Dinner is served.

Note: I wrote this on January 1, 2014, and have decided to move on from my food blog that is celebrating its third anniversary this week. Everything I write I’ll post here.

Stir-fry reminds me of my mother. Garlic reminds me of my dad. But that’s not how I arrived at this dish, which I admit is a bit of a stretch.

I got here—to this daily meal of frozen fish, frozen vegetables, cooked in a skillet lubricated with oil—mostly by process of elimination. Isn’t that how we all end up at our favorite meals? Eliminate those dishes that take too long. Eliminate those dishes that taste too good. Eliminate those dishes that you need special ingredients for. Eliminate those dishes of which the man doesn’t want seconds.

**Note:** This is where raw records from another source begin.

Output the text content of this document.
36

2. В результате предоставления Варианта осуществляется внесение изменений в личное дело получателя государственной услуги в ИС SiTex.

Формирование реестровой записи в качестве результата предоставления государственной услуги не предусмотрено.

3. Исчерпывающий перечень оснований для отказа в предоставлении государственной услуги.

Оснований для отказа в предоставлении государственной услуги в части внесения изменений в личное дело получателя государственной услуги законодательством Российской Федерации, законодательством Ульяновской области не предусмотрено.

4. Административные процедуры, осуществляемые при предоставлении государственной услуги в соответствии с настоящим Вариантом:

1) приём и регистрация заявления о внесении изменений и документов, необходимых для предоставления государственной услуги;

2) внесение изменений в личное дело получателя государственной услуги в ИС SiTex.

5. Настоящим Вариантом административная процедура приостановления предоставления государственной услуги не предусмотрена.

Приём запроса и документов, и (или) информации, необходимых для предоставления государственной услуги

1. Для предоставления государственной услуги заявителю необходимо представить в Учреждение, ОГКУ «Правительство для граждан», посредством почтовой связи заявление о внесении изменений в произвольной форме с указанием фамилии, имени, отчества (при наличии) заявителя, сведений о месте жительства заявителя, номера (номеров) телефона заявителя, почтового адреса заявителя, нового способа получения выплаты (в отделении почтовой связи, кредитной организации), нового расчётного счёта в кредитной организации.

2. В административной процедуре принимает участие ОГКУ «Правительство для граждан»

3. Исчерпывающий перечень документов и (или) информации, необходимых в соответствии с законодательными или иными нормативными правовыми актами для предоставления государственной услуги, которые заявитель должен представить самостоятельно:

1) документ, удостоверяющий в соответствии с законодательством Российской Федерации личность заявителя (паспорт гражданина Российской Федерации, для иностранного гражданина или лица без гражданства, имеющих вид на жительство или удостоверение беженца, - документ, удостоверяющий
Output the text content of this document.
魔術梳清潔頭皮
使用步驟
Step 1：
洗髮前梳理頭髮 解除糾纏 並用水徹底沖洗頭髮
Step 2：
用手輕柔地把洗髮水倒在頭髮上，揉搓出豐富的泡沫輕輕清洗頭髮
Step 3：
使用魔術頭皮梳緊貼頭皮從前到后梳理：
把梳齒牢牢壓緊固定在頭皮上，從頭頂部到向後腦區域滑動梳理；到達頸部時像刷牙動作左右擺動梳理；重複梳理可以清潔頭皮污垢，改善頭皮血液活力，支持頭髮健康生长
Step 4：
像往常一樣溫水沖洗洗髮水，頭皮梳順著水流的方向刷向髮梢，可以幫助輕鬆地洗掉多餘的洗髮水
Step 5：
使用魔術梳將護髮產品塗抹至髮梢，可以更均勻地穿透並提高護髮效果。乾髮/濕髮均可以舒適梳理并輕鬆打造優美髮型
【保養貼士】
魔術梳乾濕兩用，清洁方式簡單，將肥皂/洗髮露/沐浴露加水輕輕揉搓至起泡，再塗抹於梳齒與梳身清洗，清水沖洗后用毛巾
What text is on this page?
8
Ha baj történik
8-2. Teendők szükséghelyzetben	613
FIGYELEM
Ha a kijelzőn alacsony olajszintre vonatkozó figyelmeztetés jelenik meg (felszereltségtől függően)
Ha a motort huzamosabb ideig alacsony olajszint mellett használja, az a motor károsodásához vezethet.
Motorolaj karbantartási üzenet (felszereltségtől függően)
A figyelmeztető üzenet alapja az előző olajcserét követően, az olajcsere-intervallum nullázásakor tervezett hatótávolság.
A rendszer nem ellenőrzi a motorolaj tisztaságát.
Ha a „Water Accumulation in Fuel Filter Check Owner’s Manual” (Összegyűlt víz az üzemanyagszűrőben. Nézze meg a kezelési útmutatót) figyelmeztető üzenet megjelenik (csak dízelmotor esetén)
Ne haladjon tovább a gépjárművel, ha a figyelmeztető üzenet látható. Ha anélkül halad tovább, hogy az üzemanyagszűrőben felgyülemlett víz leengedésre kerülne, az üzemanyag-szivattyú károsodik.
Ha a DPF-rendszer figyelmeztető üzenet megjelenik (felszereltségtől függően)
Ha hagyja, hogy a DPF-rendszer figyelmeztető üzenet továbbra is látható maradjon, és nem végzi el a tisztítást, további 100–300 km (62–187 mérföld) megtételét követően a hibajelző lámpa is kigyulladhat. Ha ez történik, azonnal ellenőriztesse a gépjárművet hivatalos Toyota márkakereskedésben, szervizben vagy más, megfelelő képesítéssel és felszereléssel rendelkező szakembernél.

The diet kept getting whittled down, until it was more and more convenient, less and less what I was proud of. I, who made my own flour. I, who bought grain in bulk. I, who cooked colored rice on the stove. I, who went to the farmers market for produce. I, who worked with grains and seeds and vegetables many of my friends hadn’t heard of. Now, it’s all frozen, thrown in a skillet with olive oil I get from Whole Foods, and I’ve long since given up on the exotic foods of ancient times.

As I stare into the smoke and dart my head to avoid popping oil, the sound brings me back to the tiny kitchens my mom cooked in. Sitting at her round oak table, book open, pencil in hand, doing homework while she cooked. When she was in Houston last month for my wedding, she did a stir-fry for us then, too. Tomatoes and tuna in pasta that was lightly coated in oil. It reminded me of another dish she would make, wagon wheel pasta cooked with olive oil. Nothing else. Just buttery, wonderful carbs.

The garlic takes me down a darker road, of staring down into a bowl of rice so I don’t choke on an entire clove. Watching my father as he takes one of those rectangular butcher knives that I always associate with Chinese and smacking a garlic bulb in the head. The time he tried to teach me to cook—“bend your fingers at the knuckle so you don’t cut yourself”—and I almost fainted. My sister and I fought over who could escape the steam in the bathroom. Our identical faces turned red as we splashed water on our cheeks. We laughed, like we always did in the heat of his disappointment.

When it’s time to serve what I’ve prepared into one bowl that my family of three shares, I find myself back in the present tense of my life. One in which my father will knock on our door every other Friday to smile and coo at my baby boy, one in which my mother tries to reach out to me from the other side of the computer screen somewhere in Seoul, South Korea. Life moved on, as it continues to do, and what matters in this moment is that my little family is well fed.